Myth #1: The data OEMs already have is all they need.
Given that auto manufacturers have been collecting data from cars for 20 years, many people believe that they already have all the data they need (or can handle), but this is far from the truth. When it comes to tapping into the much larger revenue and cost-saving opportunities that connected car data offers, data users not only lack the right data at the right time, they’re missing the most effective data strategy to help them find it.
Engineering-grade data helps OEMs combine the right data and data strategy, starting with what problem needs to be solved and then to architecting the best possible data, at the lowest cost. With the right architecture in place, OEMs can monitor vehicle components down to the most detailed vehicle subsystem level at frequency rates up to 50 times what they’re currently doing. This richer, faster, more high-fidelity data translates into deeper mobility insights (i.e. transmission shift metrics and energy consumption), behavioral insights (i.e. seatbelt usage and driving styles), and prognostics insights (i.e. driving emissions and battery health).
Myth #2: Getting to valuable insights requires capturing all the data.
One of the biggest misconceptions in the connected data world is that we don’t know what we don’t know, so we must capture everything. But, why collect all that data, and incurring the cost to do so, if it doesn’t provide the right information to answer the question?

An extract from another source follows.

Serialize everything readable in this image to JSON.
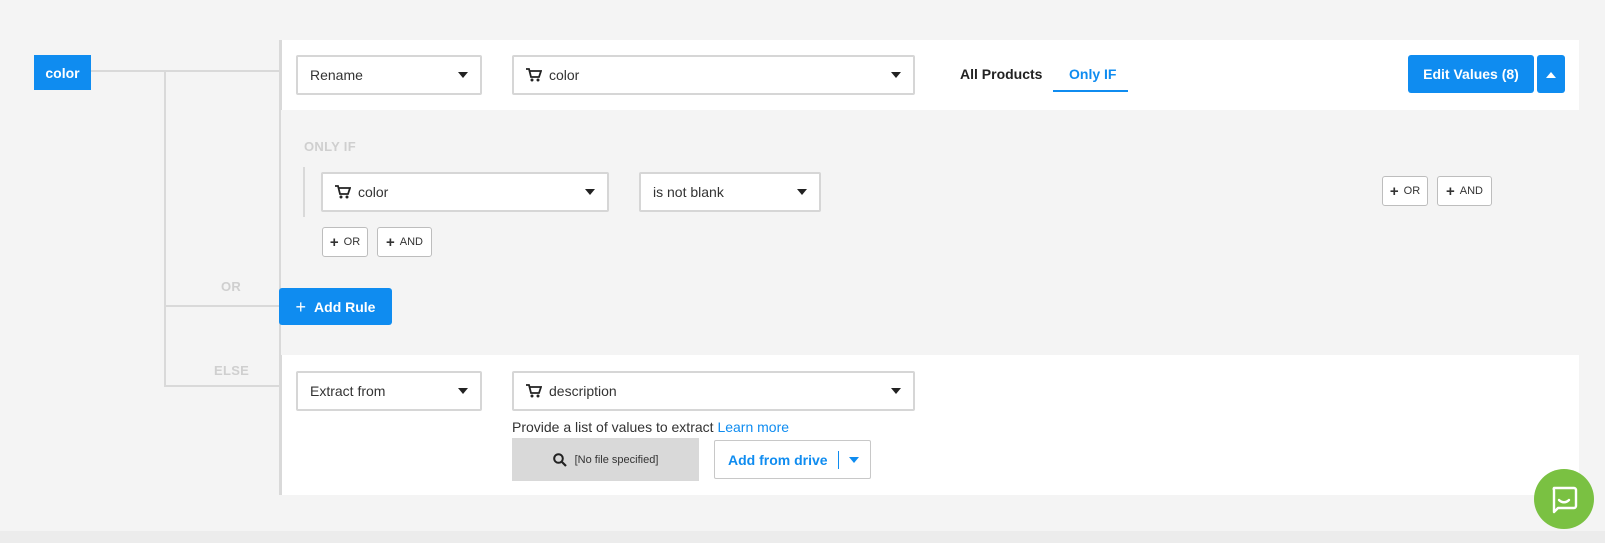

To analyse and process vehicle data in real time requires moving only the specific data needed to solve the problem at hand up to the cloud, not all of the data. For example, if an OEM is trying to monitor brake pad use in a vehicle, they don’t also need full data insights into the vehicle’s infotainment system. Edge computing allows you to do exactly this by establishing edge algorithms and triggering rich data capture for anomaly or single status events for standard operations. This allows OEMs to move a targeted amount of data through their system and obtain answers in a fraction of the time and at a fraction of the cost.
Myth #3: Which data to collect must be defined up front.
Technology exists today to configure and reconfigure what data gets collected to avoid being locked into upfront parameters. Auto manufacturers’ data collection strategies can be based on their current business priorities but then refined, optimised and revamped as their strategies change over time.
By updating your data strategy in real time, you can dramatically reduce the amount of time it takes to resolve an issue. In some cases, OEMs have reduced the time it takes to fix an issue by up to 50%—and that kind of reduction translates into some big time savings. This configurability supports not only today’s problem solving but also provides flexibility to update your data strategy to enable future services in the nascent but evolving connected vehicle marketplace.
Myth #4: Connectivity must wait for a new vehicle launch.
For the most part, auto manufacturers wait until each model goes through its scheduled major refresh to incorporate any noteworthy new technology. However, taking this approach with connected vehicles could be a costly mistake. If manufacturers add embedded connectivity to one car model per year over the next five years, about 25% of the cumulative total of vehicles will have connectivity capabilities. But unfortunately, the flipside is also true, that 75% of all the vehicles made over the next five years will not have connectivity capabilities.
Luckily, there is an affordable option today for achieving connectivity - engineering-grade devices that auto manufacturers can plug or wire into late-model vehicles as well as into new vehicles. These devices provide features that drivers want, for example Wi-Fi hotspots, the ability to remote unlock via a smartphone and vehicle diagnostics – all while capturing one-time and recurring revenue opportunities for the OEMs.
So what’s next? Successful auto manufacturers will be those that are able to differentiate with new technologies. Having the right data strategy and the supporting technology in place will provide a path to this future.